Before there was Photoshop, there was the back of the photograph. The white space on the back of a photo is where newspaper editors would scribble notes about how to crop an image or where to place it in the article; it's where newswires would often paste or type a caption, thus assuring that the text could not be separated from the image it described.
A series of works by German photographer Thomas Ruff brings those back-of-the-photograph scribblings to the front. Using mostly spaceflight-related newspaper images from the middle of the 20th century, Ruff used digital tools to make it look as though the markings from the back had been placed on the front.

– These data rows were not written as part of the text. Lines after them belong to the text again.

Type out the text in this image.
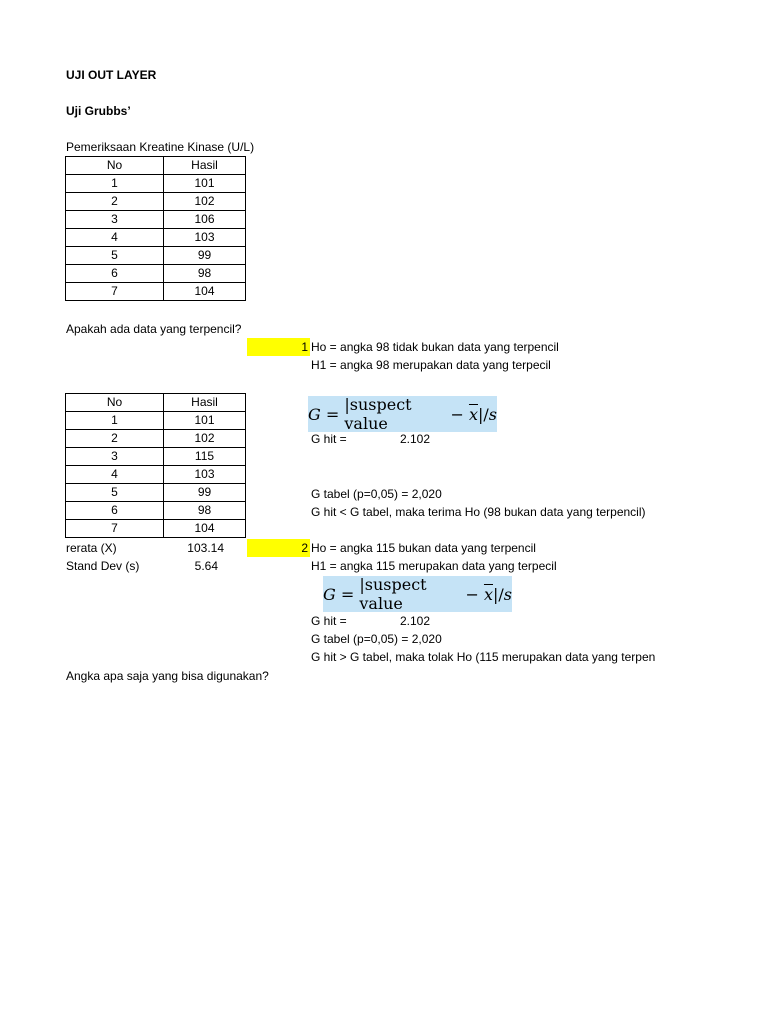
UJI OUT LAYER
Uji Grubbs’
Pemeriksaan Kreatine Kinase (U/L)
No	Hasil
1	101
2	102
3	106
4	103
5	99
6	98
7	104
Apakah ada data yang terpencil?
1 Ho = angka 98 tidak bukan data yang terpencil
H1 = angka 98 merupakan data yang terpecil
No	Hasil
1	101
2	102
3	115
4	103
5	99
6	98
7	104
G
=
|suspect value
	−
$\overline{x}$ |/ s
G hit =	2.102
G tabel (p=0,05) = 2,020
G hit < G tabel, maka terima Ho (98 bukan data yang terpencil)
rerata (X)	103.14
Stand Dev (s)	5.64
2 Ho = angka 115 bukan data yang terpencil
H1 = angka 115 merupakan data yang terpecil
G
=
|suspect value
	−
$\overline{x}$ |/ s
G hit =	2.102
G tabel (p=0,05) = 2,020
G hit > G tabel, maka tolak Ho (115 merupakan data yang terpen
Angka apa saja yang bisa digunakan?
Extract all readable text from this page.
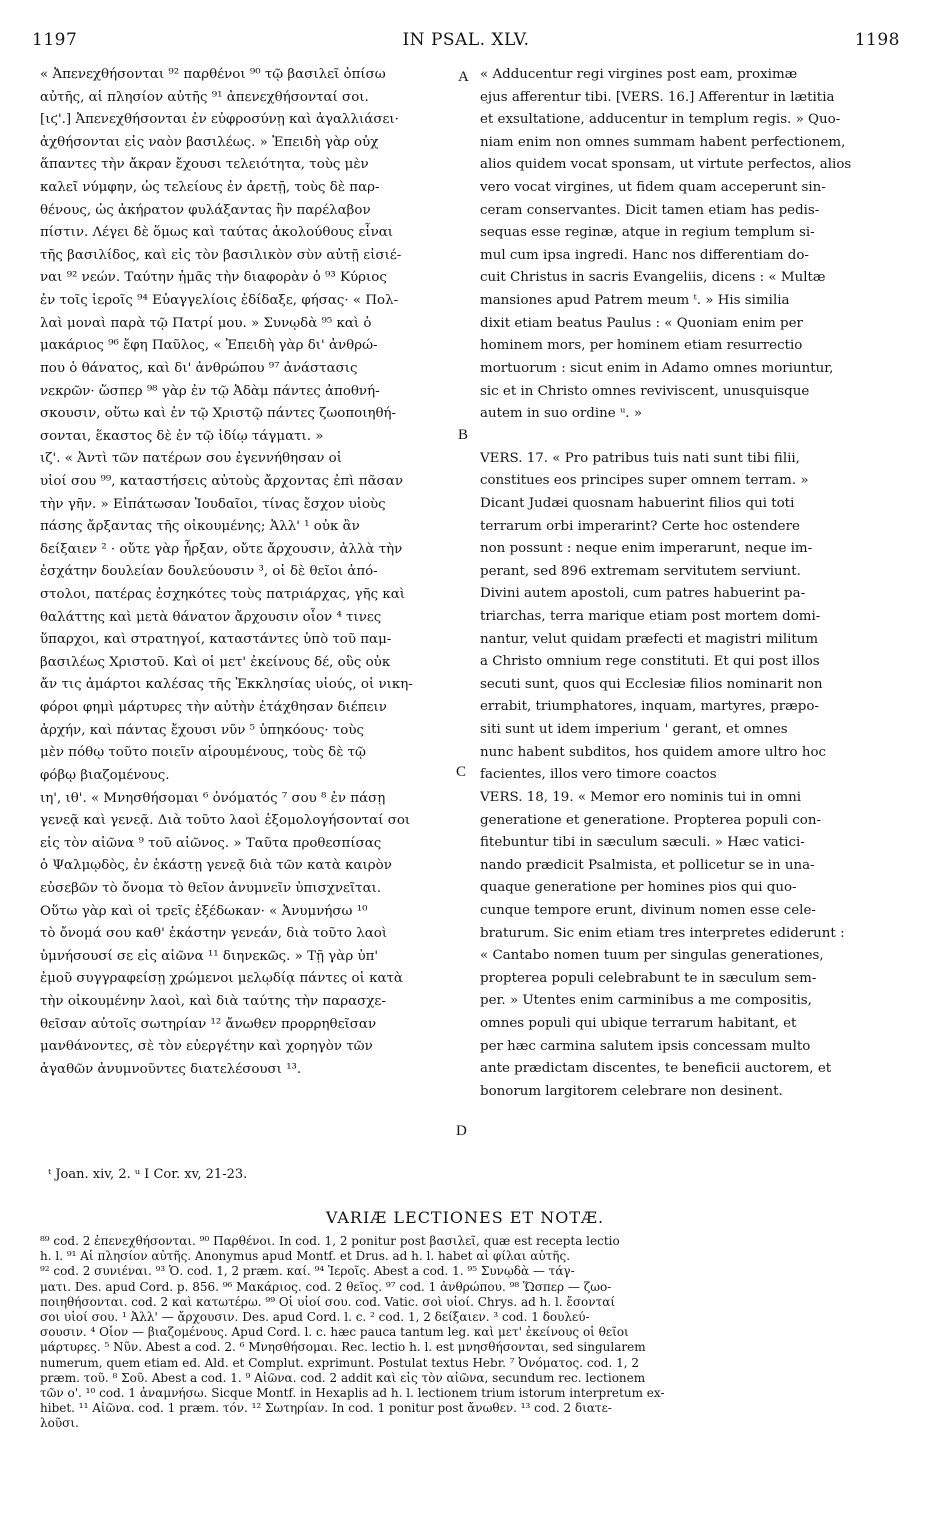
1197	IN PSAL. XLV.	1198
« Ἀπενεχθήσονται ⁹² παρθένοι ⁹⁰ τῷ βασιλεῖ ὀπίσω
αὐτῆς, αἱ πλησίον αὐτῆς ⁹¹ ἀπενεχθήσονταί σοι.
[ιϛ'.] Ἀπενεχθήσονται ἐν εὐφροσύνῃ καὶ ἀγαλλιάσει·
ἀχθήσονται εἰς ναὸν βασιλέως. » Ἐπειδὴ γὰρ οὐχ
ἅπαντες τὴν ἄκραν ἔχουσι τελειότητα, τοὺς μὲν
καλεῖ νύμφην, ὡς τελείους ἐν ἀρετῇ, τοὺς δὲ παρ-
θένους, ὡς ἀκήρατον φυλάξαντας ἣν παρέλαβον
πίστιν. Λέγει δὲ ὅμως καὶ ταύτας ἀκολούθους εἶναι
τῆς βασιλίδος, καὶ εἰς τὸν βασιλικὸν σὺν αὐτῇ εἰσιέ-
ναι ⁹² νεών. Ταύτην ἡμᾶς τὴν διαφορὰν ὁ ⁹³ Κύριος
ἐν τοῖς ἱεροῖς ⁹⁴ Εὐαγγελίοις ἐδίδαξε, φήσας· « Πολ-
λαὶ μοναὶ παρὰ τῷ Πατρί μου. » Συνῳδὰ ⁹⁵ καὶ ὁ
μακάριος ⁹⁶ ἔφη Παῦλος, « Ἐπειδὴ γὰρ δι' ἀνθρώ-
που ὁ θάνατος, καὶ δι' ἀνθρώπου ⁹⁷ ἀνάστασις
νεκρῶν· ὥσπερ ⁹⁸ γὰρ ἐν τῷ Ἀδὰμ πάντες ἀποθνή-
σκουσιν, οὕτω καὶ ἐν τῷ Χριστῷ πάντες ζωοποιηθή-
σονται, ἕκαστος δὲ ἐν τῷ ἰδίῳ τάγματι. »
ιζ'. « Ἀντὶ τῶν πατέρων σου ἐγεννήθησαν οἱ
υἱοί σου ⁹⁹, καταστήσεις αὐτοὺς ἄρχοντας ἐπὶ πᾶσαν
τὴν γῆν. » Εἰπάτωσαν Ἰουδαῖοι, τίνας ἔσχον υἱοὺς
πάσης ἄρξαντας τῆς οἰκουμένης; Ἀλλ' ¹ οὐκ ἂν
δείξαιεν ² · οὔτε γὰρ ἦρξαν, οὔτε ἄρχουσιν, ἀλλὰ τὴν
ἐσχάτην δουλείαν δουλεύουσιν ³, οἱ δὲ θεῖοι ἀπό-
στολοι, πατέρας ἐσχηκότες τοὺς πατριάρχας, γῆς καὶ
θαλάττης καὶ μετὰ θάνατον ἄρχουσιν οἷον ⁴ τινες
ὕπαρχοι, καὶ στρατηγοί, καταστάντες ὑπὸ τοῦ παμ-
βασιλέως Χριστοῦ. Καὶ οἱ μετ' ἐκείνους δέ, οὓς οὐκ
ἄν τις ἁμάρτοι καλέσας τῆς Ἐκκλησίας υἱούς, οἱ νικη-
φόροι φημὶ μάρτυρες τὴν αὐτὴν ἐτάχθησαν διέπειν
ἀρχήν, καὶ πάντας ἔχουσι νῦν ⁵ ὑπηκόους· τοὺς
μὲν πόθῳ τοῦτο ποιεῖν αἱρουμένους, τοὺς δὲ τῷ
φόβῳ βιαζομένους.
ιη', ιθ'. « Μνησθήσομαι ⁶ ὀνόματός ⁷ σου ⁸ ἐν πάσῃ
γενεᾷ καὶ γενεᾷ. Διὰ τοῦτο λαοὶ ἐξομολογήσονταί σοι
εἰς τὸν αἰῶνα ⁹ τοῦ αἰῶνος. » Ταῦτα προθεσπίσας
ὁ Ψαλμῳδὸς, ἐν ἑκάστῃ γενεᾷ διὰ τῶν κατὰ καιρὸν
εὐσεβῶν τὸ ὄνομα τὸ θεῖον ἀνυμνεῖν ὑπισχνεῖται.
Οὕτω γὰρ καὶ οἱ τρεῖς ἐξέδωκαν· « Ἀνυμνήσω ¹⁰
τὸ ὄνομά σου καθ' ἑκάστην γενεάν, διὰ τοῦτο λαοὶ
ὑμνήσουσί σε εἰς αἰῶνα ¹¹ διηνεκῶς. » Τῇ γὰρ ὑπ'
ἐμοῦ συγγραφείσῃ χρώμενοι μελῳδίᾳ πάντες οἱ κατὰ
τὴν οἰκουμένην λαοὶ, καὶ διὰ ταύτης τὴν παρασχε-
θεῖσαν αὐτοῖς σωτηρίαν ¹² ἄνωθεν προρρηθεῖσαν
μανθάνοντες, σὲ τὸν εὐεργέτην καὶ χορηγὸν τῶν
ἀγαθῶν ἀνυμνοῦντες διατελέσουσι ¹³.
« Adducentur regi virgines post eam, proximæ
ejus afferentur tibi. [VERS. 16.] Afferentur in lætitia
et exsultatione, adducentur in templum regis. » Quo-
niam enim non omnes summam habent perfectionem,
alios quidem vocat sponsam, ut virtute perfectos, alios
vero vocat virgines, ut fidem quam acceperunt sin-
ceram conservantes. Dicit tamen etiam has pedis-
sequas esse reginæ, atque in regium templum si-
mul cum ipsa ingredi. Hanc nos differentiam do-
cuit Christus in sacris Evangeliis, dicens : « Multæ
mansiones apud Patrem meum ᵗ. » His similia
dixit etiam beatus Paulus : « Quoniam enim per
hominem mors, per hominem etiam resurrectio
mortuorum : sicut enim in Adamo omnes moriuntur,
sic et in Christo omnes reviviscent, unusquisque
autem in suo ordine ᵘ. »
VERS. 17. « Pro patribus tuis nati sunt tibi filii,
constitues eos principes super omnem terram. »
Dicant Judæi quosnam habuerint filios qui toti
terrarum orbi imperarint? Certe hoc ostendere
non possunt : neque enim imperarunt, neque im-
perant, sed 896 extremam servitutem serviunt.
Divini autem apostoli, cum patres habuerint pa-
triarchas, terra marique etiam post mortem domi-
nantur, velut quidam præfecti et magistri militum
a Christo omnium rege constituti. Et qui post illos
secuti sunt, quos qui Ecclesiæ filios nominarit non
errabit, triumphatores, inquam, martyres, præpo-
siti sunt ut idem imperium ' gerant, et omnes
nunc habent subditos, hos quidem amore ultro hoc
facientes, illos vero timore coactos
VERS. 18, 19. « Memor ero nominis tui in omni
generatione et generatione. Propterea populi con-
fitebuntur tibi in sæculum sæculi. » Hæc vatici-
nando prædicit Psalmista, et pollicetur se in una-
quaque generatione per homines pios qui quo-
cunque tempore erunt, divinum nomen esse cele-
braturum. Sic enim etiam tres interpretes ediderunt :
« Cantabo nomen tuum per singulas generationes,
propterea populi celebrabunt te in sæculum sem-
per. » Utentes enim carminibus a me compositis,
omnes populi qui ubique terrarum habitant, et
per hæc carmina salutem ipsis concessam multo
ante prædictam discentes, te beneficii auctorem, et
bonorum largitorem celebrare non desinent.
A
B
C
D
ᵗ Joan. xiv, 2. ᵘ I Cor. xv, 21-23.
VARIÆ LECTIONES ET NOTÆ.
⁸⁹ cod. 2 ἐπενεχθήσονται. ⁹⁰ Παρθένοι. In cod. 1, 2 ponitur post βασιλεῖ, quæ est recepta lectio
h. l. ⁹¹ Αἱ πλησίον αὐτῆς. Anonymus apud Montf. et Drus. ad h. l. habet αἱ φίλαι αὐτῆς.
⁹² cod. 2 συνιέναι. ⁹³ Ὁ. cod. 1, 2 præm. καί. ⁹⁴ Ἱεροῖς. Abest a cod. 1. ⁹⁵ Συνῳδὰ — τάγ-
ματι. Des. apud Cord. p. 856. ⁹⁶ Μακάριος. cod. 2 θεῖος. ⁹⁷ cod. 1 ἀνθρώπου. ⁹⁸ Ὥσπερ — ζωο-
ποιηθήσονται. cod. 2 καὶ κατωτέρω. ⁹⁹ Οἱ υἱοί σου. cod. Vatic. σοὶ υἱοί. Chrys. ad h. l. ἔσονταί
σοι υἱοί σου. ¹ Ἀλλ' — ἄρχουσιν. Des. apud Cord. l. c. ² cod. 1, 2 δείξαιεν. ³ cod. 1 δουλεύ-
σουσιν. ⁴ Οἷον — βιαζομένους. Apud Cord. l. c. hæc pauca tantum leg. καὶ μετ' ἐκείνους οἱ θεῖοι
μάρτυρες. ⁵ Νῦν. Abest a cod. 2. ⁶ Μνησθήσομαι. Rec. lectio h. l. est μνησθήσονται, sed singularem
numerum, quem etiam ed. Ald. et Complut. exprimunt. Postulat textus Hebr. ⁷ Ὀνόματος. cod. 1, 2
præm. τοῦ. ⁸ Σοῦ. Abest a cod. 1. ⁹ Αἰῶνα. cod. 2 addit καὶ εἰς τὸν αἰῶνα, secundum rec. lectionem
τῶν ο'. ¹⁰ cod. 1 ἀναμνήσω. Sicque Montf. in Hexaplis ad h. l. lectionem trium istorum interpretum ex-
hibet. ¹¹ Αἰῶνα. cod. 1 præm. τόν. ¹² Σωτηρίαν. In cod. 1 ponitur post ἄνωθεν. ¹³ cod. 2 διατε-
λοῦσι.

In one piece, a space traveler's helmet is marked with an Associated Press stamp; in another, an editor's notes, written in red pencil, make an arc across the sky above a rocket that looks poised to launch.
The new images are aesthetically striking, and they also reveal more about the history of these images than the front of the photos could do alone. With the addition of the editors' scribblings, the images remind viewers not only of the early days of the space race, but of the people who were reporting on it, who kept the world informed. It's a project that probably could have been done with press images that were not related to spaceflight, but the combination brings up a discussion about the history of space and photography.

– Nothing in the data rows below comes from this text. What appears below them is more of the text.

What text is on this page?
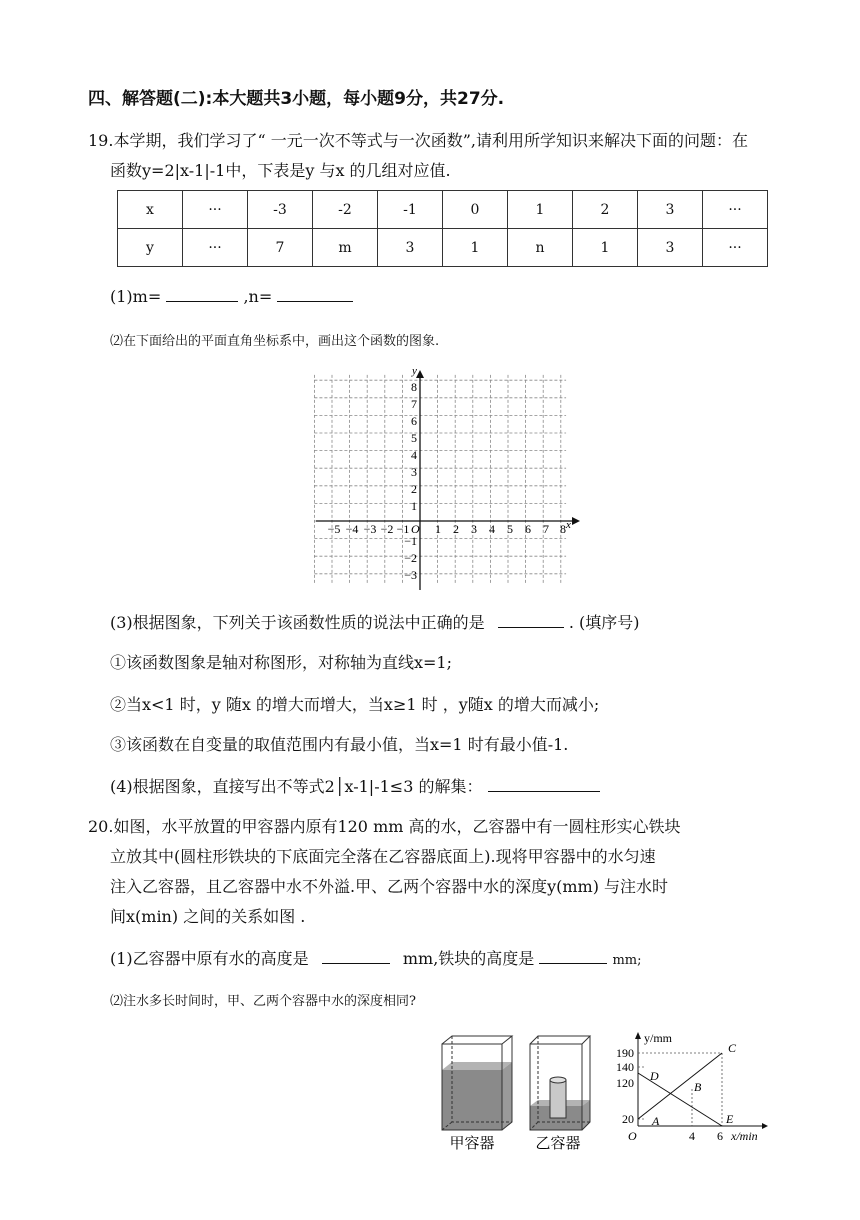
四、解答题(二):本大题共3小题，每小题9分，共27分.
19.本学期，我们学习了“ 一元一次不等式与一次函数”,请利用所学知识来解决下面的问题：在
函数y=2|x-1|-1中，下表是y 与x 的几组对应值.
x	···	-3	-2	-1	0	1	2	3	···
y	···	7	m	3	1	n	1	3	···
(1)m=	,n=
⑵在下面给出的平面直角坐标系中，画出这个函数的图象.
y
x
O
−5 −4 −3 −2 −1 1 2 3 4 5 6 7 8
8
7
6
5
4
3
2
1
−1
−2
−3
(3)根据图象，下列关于该函数性质的说法中正确的是	. (填序号)
①该函数图象是轴对称图形，对称轴为直线x=1;
②当x<1 时，y 随x 的增大而增大，当x≥1 时 ，y随x 的增大而减小;
③该函数在自变量的取值范围内有最小值，当x=1 时有最小值-1.
(4)根据图象，直接写出不等式2│x-1|-1≤3 的解集：
20.如图，水平放置的甲容器内原有120 mm 高的水，乙容器中有一圆柱形实心铁块
立放其中(圆柱形铁块的下底面完全落在乙容器底面上).现将甲容器中的水匀速
注入乙容器，且乙容器中水不外溢.甲、乙两个容器中水的深度y(mm) 与注水时
间x(min) 之间的关系如图 .
(1)乙容器中原有水的高度是	mm,铁块的高度是	mm;
⑵注水多长时间时，甲、乙两个容器中水的深度相同?
甲容器	乙容器
y/mm
x/min
O
190
140
120
20
4 6
D
C
B
A	E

The aesthetic appeal of Ruff's photo collages is, of course, entirely subjective—I happen to think they're quite lovely. The black-and-white images that Ruff chose all seem to show moments of calm that come between moments of intense action in spaceflight: There's the quiet surface of the moon passing below a spacecraft; a rocket not yet ready to launch. They work well as photo collage backgrounds.
I know it's more than just the aesthetic beauty that I'm personally responding to. I am a space reporter, and the writing and markings on these images were made by my occupational ancestors. I can imagine all too well the panicked atmosphere that might have surrounded them as they quickly scrawled on the back of photographs, making urgent decisions about how best to tell these stories. These editors worked hard to make themselves invisible, to let the stories stand on their own, but Ruff has brought them out into the spotlight.